Методы, коими были добыты «признания» Томми Уорда и Карла Фонтено, являлись прямым нарушением конституции, но в то время, в октябре 1984 года, полицейские еще верили, что удастся найти тело и таким образом получить достоверные улики. До суда в любом случае оставалось несколько месяцев. У них была масса времени, чтобы выстроить солидное дело против Уорда и Фонтено, во всяком случае, так они думали.

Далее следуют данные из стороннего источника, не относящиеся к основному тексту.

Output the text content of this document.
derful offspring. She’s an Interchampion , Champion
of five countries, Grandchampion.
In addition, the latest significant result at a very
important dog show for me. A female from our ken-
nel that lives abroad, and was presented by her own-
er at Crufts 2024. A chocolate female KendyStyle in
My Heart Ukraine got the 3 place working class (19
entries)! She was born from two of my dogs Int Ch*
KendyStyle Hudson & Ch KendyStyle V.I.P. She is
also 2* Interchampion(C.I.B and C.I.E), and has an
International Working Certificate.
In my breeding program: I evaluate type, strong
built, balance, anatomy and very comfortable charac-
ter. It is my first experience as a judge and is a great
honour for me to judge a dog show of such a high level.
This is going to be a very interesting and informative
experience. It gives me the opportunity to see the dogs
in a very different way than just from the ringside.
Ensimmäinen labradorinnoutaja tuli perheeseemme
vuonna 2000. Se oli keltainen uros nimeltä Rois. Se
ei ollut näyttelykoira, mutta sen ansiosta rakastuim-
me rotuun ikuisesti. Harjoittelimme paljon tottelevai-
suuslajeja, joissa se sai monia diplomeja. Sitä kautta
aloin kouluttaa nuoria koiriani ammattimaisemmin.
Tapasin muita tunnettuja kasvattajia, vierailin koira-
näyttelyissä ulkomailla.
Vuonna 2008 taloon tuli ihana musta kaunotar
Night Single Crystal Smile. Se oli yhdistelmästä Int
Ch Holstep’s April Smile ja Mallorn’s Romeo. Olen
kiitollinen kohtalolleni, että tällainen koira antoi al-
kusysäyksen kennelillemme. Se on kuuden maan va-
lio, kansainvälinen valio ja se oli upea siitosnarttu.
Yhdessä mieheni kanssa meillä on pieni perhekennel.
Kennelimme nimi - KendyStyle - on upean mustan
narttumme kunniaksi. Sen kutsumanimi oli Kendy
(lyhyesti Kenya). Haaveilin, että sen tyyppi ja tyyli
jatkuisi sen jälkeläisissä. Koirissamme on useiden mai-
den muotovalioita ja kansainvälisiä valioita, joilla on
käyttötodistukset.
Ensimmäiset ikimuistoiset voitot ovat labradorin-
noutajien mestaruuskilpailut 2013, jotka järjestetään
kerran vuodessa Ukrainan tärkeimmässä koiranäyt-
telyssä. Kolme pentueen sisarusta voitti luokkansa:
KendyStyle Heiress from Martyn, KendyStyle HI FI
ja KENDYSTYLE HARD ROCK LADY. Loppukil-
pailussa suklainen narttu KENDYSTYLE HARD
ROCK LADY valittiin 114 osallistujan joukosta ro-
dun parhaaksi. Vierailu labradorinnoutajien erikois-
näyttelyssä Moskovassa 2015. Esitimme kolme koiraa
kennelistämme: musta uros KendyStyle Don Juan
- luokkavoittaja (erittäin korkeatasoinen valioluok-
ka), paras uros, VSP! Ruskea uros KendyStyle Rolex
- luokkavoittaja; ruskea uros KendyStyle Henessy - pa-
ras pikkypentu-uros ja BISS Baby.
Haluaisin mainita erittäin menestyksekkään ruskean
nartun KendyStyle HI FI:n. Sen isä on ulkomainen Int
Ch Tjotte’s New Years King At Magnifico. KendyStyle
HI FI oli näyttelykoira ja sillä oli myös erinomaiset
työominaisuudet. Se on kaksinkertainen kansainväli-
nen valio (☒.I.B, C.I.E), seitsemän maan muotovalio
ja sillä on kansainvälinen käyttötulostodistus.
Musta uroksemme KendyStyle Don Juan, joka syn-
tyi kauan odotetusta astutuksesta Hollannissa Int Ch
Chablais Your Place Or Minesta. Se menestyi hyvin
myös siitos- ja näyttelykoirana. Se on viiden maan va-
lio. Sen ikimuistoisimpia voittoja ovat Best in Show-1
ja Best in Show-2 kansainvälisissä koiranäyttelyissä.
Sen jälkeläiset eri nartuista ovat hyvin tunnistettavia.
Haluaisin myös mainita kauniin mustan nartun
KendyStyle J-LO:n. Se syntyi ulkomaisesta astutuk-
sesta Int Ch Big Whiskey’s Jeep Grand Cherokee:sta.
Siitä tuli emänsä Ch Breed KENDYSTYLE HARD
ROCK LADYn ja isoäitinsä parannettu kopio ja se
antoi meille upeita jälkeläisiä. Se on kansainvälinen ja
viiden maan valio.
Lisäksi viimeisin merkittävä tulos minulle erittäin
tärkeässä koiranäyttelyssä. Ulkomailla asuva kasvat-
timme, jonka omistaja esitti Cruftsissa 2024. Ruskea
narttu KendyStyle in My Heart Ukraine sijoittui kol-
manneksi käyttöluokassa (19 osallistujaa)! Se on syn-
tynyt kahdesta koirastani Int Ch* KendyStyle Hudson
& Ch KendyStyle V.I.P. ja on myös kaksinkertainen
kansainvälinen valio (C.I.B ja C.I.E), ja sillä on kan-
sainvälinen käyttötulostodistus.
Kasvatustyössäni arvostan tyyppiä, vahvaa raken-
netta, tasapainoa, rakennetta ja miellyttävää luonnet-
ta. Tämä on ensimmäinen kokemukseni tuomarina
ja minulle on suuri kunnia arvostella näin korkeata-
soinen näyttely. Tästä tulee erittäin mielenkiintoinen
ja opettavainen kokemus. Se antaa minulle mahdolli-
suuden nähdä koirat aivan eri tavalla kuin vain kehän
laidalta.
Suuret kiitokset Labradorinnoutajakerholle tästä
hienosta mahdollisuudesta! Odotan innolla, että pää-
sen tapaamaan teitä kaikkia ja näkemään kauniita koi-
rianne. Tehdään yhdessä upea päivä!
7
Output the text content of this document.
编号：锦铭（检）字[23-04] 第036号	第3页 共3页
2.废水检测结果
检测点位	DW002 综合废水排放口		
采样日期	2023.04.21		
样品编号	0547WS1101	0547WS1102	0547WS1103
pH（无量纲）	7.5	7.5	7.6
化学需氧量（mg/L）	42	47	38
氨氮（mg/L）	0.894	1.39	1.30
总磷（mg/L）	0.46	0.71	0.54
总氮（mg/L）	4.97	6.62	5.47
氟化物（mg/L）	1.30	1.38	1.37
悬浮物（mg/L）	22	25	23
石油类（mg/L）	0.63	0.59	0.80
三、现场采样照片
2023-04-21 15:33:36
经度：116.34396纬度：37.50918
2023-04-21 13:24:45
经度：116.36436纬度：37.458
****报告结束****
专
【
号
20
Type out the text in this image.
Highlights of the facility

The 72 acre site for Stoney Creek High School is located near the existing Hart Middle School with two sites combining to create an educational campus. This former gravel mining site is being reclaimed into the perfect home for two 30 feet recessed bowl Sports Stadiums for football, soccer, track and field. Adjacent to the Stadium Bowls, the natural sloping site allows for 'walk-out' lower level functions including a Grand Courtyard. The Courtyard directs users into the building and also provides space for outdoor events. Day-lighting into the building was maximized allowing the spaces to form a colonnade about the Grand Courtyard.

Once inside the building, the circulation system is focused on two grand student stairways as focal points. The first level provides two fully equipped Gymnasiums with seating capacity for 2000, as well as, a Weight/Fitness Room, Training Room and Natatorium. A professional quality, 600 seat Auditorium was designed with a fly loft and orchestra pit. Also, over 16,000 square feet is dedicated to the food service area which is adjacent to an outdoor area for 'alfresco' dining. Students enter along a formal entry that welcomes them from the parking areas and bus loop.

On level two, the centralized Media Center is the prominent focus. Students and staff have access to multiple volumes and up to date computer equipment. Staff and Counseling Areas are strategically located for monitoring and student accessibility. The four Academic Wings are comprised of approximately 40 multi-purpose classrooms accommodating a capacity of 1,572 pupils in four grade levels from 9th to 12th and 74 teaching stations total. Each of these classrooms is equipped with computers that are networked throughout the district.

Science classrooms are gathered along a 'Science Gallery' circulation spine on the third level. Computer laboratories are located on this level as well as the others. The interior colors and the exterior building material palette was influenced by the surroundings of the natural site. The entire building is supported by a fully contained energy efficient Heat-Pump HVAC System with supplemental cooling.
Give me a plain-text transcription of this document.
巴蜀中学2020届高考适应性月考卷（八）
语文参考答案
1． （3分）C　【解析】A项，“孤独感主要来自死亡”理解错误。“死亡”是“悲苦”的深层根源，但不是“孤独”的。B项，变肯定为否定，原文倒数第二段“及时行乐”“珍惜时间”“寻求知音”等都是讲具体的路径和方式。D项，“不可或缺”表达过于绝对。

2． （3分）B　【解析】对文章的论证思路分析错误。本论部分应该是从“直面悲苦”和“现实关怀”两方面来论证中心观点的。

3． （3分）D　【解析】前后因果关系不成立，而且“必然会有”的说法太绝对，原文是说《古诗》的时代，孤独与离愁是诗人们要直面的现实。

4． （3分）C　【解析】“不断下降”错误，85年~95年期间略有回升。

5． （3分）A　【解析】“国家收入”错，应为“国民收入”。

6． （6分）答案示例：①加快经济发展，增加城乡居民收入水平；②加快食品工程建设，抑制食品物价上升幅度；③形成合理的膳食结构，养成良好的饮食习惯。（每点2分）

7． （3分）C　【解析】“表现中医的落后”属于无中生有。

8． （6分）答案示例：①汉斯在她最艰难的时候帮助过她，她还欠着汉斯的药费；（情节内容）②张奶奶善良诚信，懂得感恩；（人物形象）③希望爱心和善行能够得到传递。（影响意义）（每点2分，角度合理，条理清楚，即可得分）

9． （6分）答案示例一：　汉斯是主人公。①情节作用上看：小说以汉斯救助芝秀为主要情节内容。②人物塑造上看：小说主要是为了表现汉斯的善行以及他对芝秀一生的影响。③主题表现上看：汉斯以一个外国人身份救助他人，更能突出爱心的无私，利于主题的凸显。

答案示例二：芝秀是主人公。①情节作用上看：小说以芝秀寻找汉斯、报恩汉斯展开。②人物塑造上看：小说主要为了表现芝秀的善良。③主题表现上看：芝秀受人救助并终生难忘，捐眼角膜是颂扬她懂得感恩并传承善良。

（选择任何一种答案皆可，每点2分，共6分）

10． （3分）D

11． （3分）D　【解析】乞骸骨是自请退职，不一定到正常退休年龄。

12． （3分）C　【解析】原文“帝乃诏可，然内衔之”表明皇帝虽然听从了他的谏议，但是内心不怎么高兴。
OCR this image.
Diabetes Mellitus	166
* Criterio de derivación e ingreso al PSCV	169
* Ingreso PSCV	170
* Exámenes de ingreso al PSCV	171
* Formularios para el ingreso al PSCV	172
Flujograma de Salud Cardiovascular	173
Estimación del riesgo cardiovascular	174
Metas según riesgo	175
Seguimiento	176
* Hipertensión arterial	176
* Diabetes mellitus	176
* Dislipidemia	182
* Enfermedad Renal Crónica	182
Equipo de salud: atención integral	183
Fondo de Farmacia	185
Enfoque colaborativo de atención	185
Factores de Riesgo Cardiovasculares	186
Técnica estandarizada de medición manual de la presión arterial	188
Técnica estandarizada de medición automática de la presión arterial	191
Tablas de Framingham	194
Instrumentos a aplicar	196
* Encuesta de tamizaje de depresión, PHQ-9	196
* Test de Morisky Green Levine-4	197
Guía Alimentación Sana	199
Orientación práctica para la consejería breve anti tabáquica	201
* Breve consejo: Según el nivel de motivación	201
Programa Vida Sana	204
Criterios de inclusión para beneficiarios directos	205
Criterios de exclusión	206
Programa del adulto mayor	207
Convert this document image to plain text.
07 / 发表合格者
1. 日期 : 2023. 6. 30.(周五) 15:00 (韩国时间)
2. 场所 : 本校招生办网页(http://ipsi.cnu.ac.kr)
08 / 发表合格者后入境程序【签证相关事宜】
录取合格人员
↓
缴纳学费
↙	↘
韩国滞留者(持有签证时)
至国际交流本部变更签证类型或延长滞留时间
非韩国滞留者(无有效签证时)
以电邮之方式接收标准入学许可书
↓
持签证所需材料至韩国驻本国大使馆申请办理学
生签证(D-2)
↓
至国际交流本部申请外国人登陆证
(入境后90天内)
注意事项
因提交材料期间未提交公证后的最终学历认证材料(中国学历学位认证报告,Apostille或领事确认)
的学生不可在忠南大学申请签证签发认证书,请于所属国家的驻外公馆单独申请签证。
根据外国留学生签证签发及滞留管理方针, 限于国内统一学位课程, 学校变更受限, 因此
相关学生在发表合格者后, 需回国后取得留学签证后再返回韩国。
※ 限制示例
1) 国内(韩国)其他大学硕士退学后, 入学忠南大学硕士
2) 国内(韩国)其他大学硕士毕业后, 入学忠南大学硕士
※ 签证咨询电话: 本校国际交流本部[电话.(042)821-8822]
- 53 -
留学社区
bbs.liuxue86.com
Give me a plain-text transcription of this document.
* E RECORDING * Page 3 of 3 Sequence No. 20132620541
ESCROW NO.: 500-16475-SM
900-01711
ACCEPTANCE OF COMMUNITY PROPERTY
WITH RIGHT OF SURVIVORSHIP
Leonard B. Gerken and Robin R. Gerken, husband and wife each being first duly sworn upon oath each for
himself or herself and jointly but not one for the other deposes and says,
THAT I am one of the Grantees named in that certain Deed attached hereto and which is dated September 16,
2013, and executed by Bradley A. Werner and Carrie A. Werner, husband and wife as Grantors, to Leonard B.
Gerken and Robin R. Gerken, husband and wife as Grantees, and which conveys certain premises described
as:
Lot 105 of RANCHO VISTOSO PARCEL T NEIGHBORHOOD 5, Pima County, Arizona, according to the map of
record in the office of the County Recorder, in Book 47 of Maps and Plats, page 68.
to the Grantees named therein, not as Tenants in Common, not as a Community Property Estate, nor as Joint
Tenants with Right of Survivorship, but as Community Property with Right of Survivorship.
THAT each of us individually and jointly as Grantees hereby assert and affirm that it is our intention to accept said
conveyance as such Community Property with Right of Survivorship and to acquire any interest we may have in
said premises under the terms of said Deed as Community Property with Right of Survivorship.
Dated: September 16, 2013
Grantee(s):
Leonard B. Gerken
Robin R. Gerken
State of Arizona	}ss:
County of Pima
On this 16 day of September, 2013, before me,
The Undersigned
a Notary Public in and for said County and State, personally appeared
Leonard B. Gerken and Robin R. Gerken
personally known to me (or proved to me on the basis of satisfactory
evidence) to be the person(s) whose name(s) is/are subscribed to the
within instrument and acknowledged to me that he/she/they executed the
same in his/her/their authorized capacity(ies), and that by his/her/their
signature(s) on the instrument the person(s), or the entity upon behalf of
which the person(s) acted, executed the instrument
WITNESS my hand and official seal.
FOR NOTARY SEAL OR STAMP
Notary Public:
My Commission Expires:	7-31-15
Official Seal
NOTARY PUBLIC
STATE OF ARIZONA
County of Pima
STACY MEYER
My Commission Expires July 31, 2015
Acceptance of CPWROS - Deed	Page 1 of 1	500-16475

Однако Дениз так и не нашли. Томми и Карл понятия не имели, где она могла быть, о чем и твердили беспрерывно полицейским. Месяц проходил за месяцем, но ни крохи улик не появлялось. Признания подозреваемых делались все более и более важными, ведь им предстояло стать единственным доказательством, которое штат мог предъявить в суде.
Глава шестая
Рон Уильямсон был прекрасно осведомлен о деле Харауэй. Он находился в самом безопасном для него в тот момент месте – в понтотокской окружной тюрьме. Но, отсидев десять месяцев из своего трехлетнего срока, он был освобожден условно-досрочно, отправлен обратно в Аду и помещен под домашний арест, который, несмотря на весьма вольные условия, строго ограничивал его передвижения. Неудивительно, что Рон не работал. Он не принимал лекарств и был не в состоянии адекватно оценивать время, даты или что-либо иное.
В ноябре, когда он пребывал под домашним арестом, ему предъявили обвинение в том, что он, «будучи переведен под домашний арест исправительным учреждением, в котором отбывал наказание за фальсификацию официального документа, намеренно и незаконно нарушил условия пребывания под домашним арестом и покинул дом во время, не согласованное с Департаментом исправительных учреждений».
Версия Рона состояла в том, что он вышел на улицу, чтобы купить пачку сигарет, и вернулся минут на тридцать позже, чем ожидалось. Его снова арестовали, препроводили в тюрьму и четыре дня спустя предъявили обвинение в преступном нарушении условий отбывания наказания, выразившемся в попытке побега. Он поклялся, что не собирался совершать побег, и потребовал, чтобы суд назначил ему адвоката.
Тюрьма гудела слухами о деле Харауэй. Томми Уорд и Карл Фонтено были уже там. Совершенно не имея чем заняться, сокамерники только и делали, что судачили. Уорд и Фонтено занимали авансцену, поскольку их преступление было самым «свежим» по времени и, разумеется, самым сенсационным. Томми описывал свои «признания» в том, что ему приснилось, и тактику, которую применяли по отношению к нему Смит, Роджерс и Физерстоун. Его слушателям эти сыщики были хорошо известны.
Он вновь и вновь повторял, что не имеет ни малейшего отношения к Дениз Харауэй. Истинные убийцы остаются на свободе, неустанно твердил он, и смеются над двумя простаками, которые сознались в не совершенном ими преступлении, и над копами, которые обманом заставили их это сделать.
Поскольку тело Дениз Харауэй найдено не было, перед Биллом Питерсоном стояли большие проблемы юридического характера. Все дело состояло из двух записанных на пленку признаний, не основанных ни на каких физических уликах. К тому же реальное положение вещей противоречило буквально всему, что содержалось в этих признаниях, и сами признания противоречили друг другу. Питерсон располагал двумя рисованными портретами подозреваемых, но даже они вызывали сомнения. Один из них весьма условно соответствовал внешности Томми Уорда, но никому и в голову не могло прийти, что второй хоть отдаленно напоминает Карла Фонтено.